Monday, November 20, 2006

Convenient paradoxes?


Life is a paradox, they say.

Well, here are TWO paradoxes

1. I just watched Al Gore’s documentary An Inconvenient Truth, from 10,000 metres above ground as I was flying between Thailand and New Zealand today;

2. The airline company was Emirates, and it was a pleasant surprise to see that they were showing the film, because freedom of environmental information is relatively scarce in the United Arab Emirates, especially as far as Climate change is concerned.

At the end of the film, the producers have inserted in the credits section things that viewers can do themselves about Climate change (Global warming as they say in the US). One of these captions says something like “tell everyone around you to go see this film”. I think that’s right; Al Gore and his team have done a good job. Everyone should see it. Go!

The photo that illustrates this piece is not a particularly good one, but it is relevant. I took it last week in Tokyo. Like in many other cities, the neon that “lights” (or blinds?) the city is spectacular, and in some sense glamorous. But as I was walking through the streets of Tokyo by night, I could not help thinking of the paradox whereby increasingly public authorities are deploying educational tools to convince ordinary people to switch off lights, computers or TV sets when they are not needed, while corporations keep wasting energy to sell all sorts of junks (or only to reaffirm their presence). Of course everyone has a role to play and individual gestures by ordinary people count, but why aren’t governments using their regulatory power to also switch off unnecessary street advertisement lightening? I remember that in 1973, as soon as the first oil crisis took place, governments (at least in France, where I lived at the time) were very prompt in banning neon advertising. [Then they built, in France at least, a massive number of fully subsidized nuclear power plants, and commercial neon lightening came back...]. Well, now there is another fuel crisis called Climate change, let alone other contemporary and forthcoming concerns over the security of energy supplies.

Coming back to Al Gore’s film, the fact that it was shown in a passenger aircraft reminds me that the Kyoto Protocol does not cover the international emissions of civil aviation (nor shipping). This is more than a paradox. With the rate at which civil aviation and international trade are booming, this seriously undermines the spirit and goals of the UN Framework Convention on Climate Change and of Kyoto.
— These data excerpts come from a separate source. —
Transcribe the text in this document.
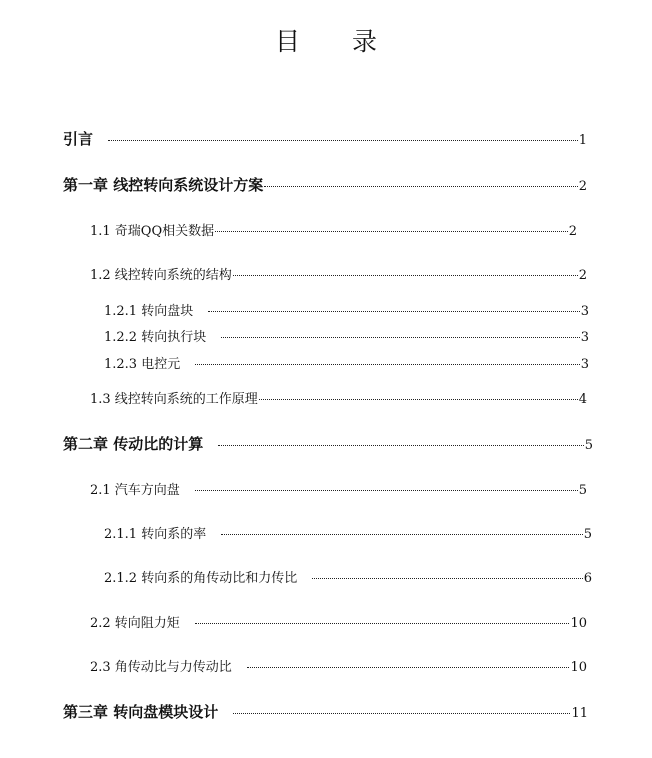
目 录
引言	1
第一章 线控转向系统设计方案	2
1.1 奇瑞QQ相关数据	2
1.2 线控转向系统的结构	2
1.2.1 转向盘块	3
1.2.2 转向执行块	3
1.2.3 电控元	3
1.3 线控转向系统的工作原理	4
第二章 传动比的计算	5
2.1 汽车方向盘	5
2.1.1 转向系的率	5
2.1.2 转向系的角传动比和力传比	6
2.2 转向阻力矩	10
2.3 角传动比与力传动比	10
第三章 转向盘模块设计	11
No wonder that so many industries that are heavy energy consumers are dragging their feet with the Kyoto targets, if they see that civil aviation and shipping (energy consumers by excellence) are getting away with an exemption, which represents in effect the equivalent of a huge hidden subsidy.
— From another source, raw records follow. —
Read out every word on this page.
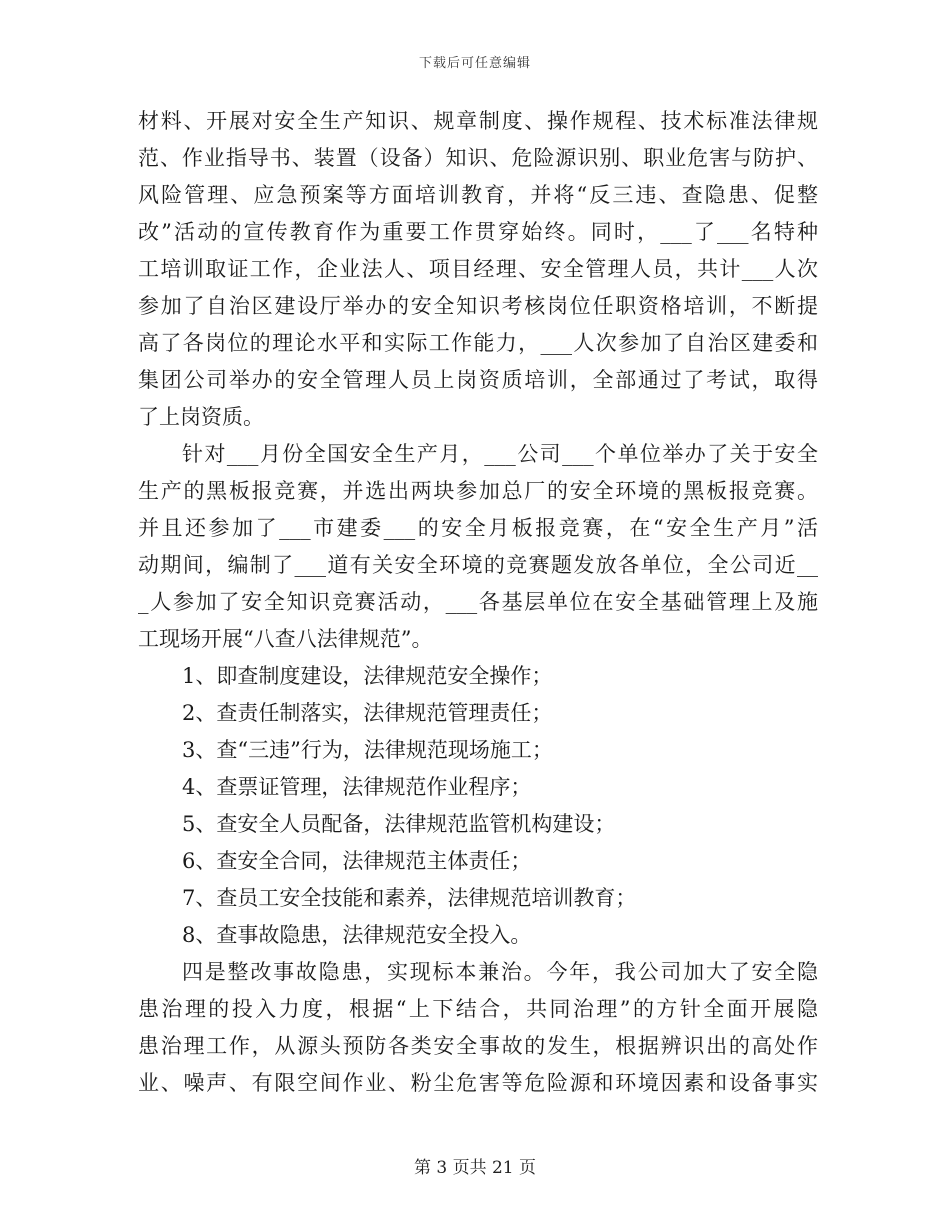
下载后可任意编辑
材料、开展对安全生产知识、规章制度、操作规程、技术标准法律规
范、作业指导书、装置（设备）知识、危险源识别、职业危害与防护、
风险管理、应急预案等方面培训教育，并将“反三违、查隐患、促整
改”活动的宣传教育作为重要工作贯穿始终。同时，___了___名特种
工培训取证工作，企业法人、项目经理、安全管理人员，共计___人次
参加了自治区建设厅举办的安全知识考核岗位任职资格培训，不断提
高了各岗位的理论水平和实际工作能力，___人次参加了自治区建委和
集团公司举办的安全管理人员上岗资质培训，全部通过了考试，取得
了上岗资质。
针对___月份全国安全生产月，___公司___个单位举办了关于安全
生产的黑板报竞赛，并选出两块参加总厂的安全环境的黑板报竞赛。
并且还参加了___市建委___的安全月板报竞赛，在“安全生产月”活
动期间，编制了___道有关安全环境的竞赛题发放各单位，全公司近__
_人参加了安全知识竞赛活动，___各基层单位在安全基础管理上及施
工现场开展“八查八法律规范”。
1、即查制度建设，法律规范安全操作；
2、查责任制落实，法律规范管理责任；
3、查“三违”行为，法律规范现场施工；
4、查票证管理，法律规范作业程序；
5、查安全人员配备，法律规范监管机构建设；
6、查安全合同，法律规范主体责任；
7、查员工安全技能和素养，法律规范培训教育；
8、查事故隐患，法律规范安全投入。
四是整改事故隐患，实现标本兼治。今年，我公司加大了安全隐
患治理的投入力度，根据“上下结合，共同治理”的方针全面开展隐
患治理工作，从源头预防各类安全事故的发生，根据辨识出的高处作
业、噪声、有限空间作业、粉尘危害等危险源和环境因素和设备事实
第 3 页共 21 页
As the Climate policy community is in the middle of the negotiation of the Kyoto 2 agreement that needs to be in place in 2012 once the first Kyoto Protocol commitment period has passed, the environmental integrity of the international Climate regime would be severely undermined if it continued to ignore the need to reduce with binding targets international greenhouse gas emissions from commercial vessels and aircraft.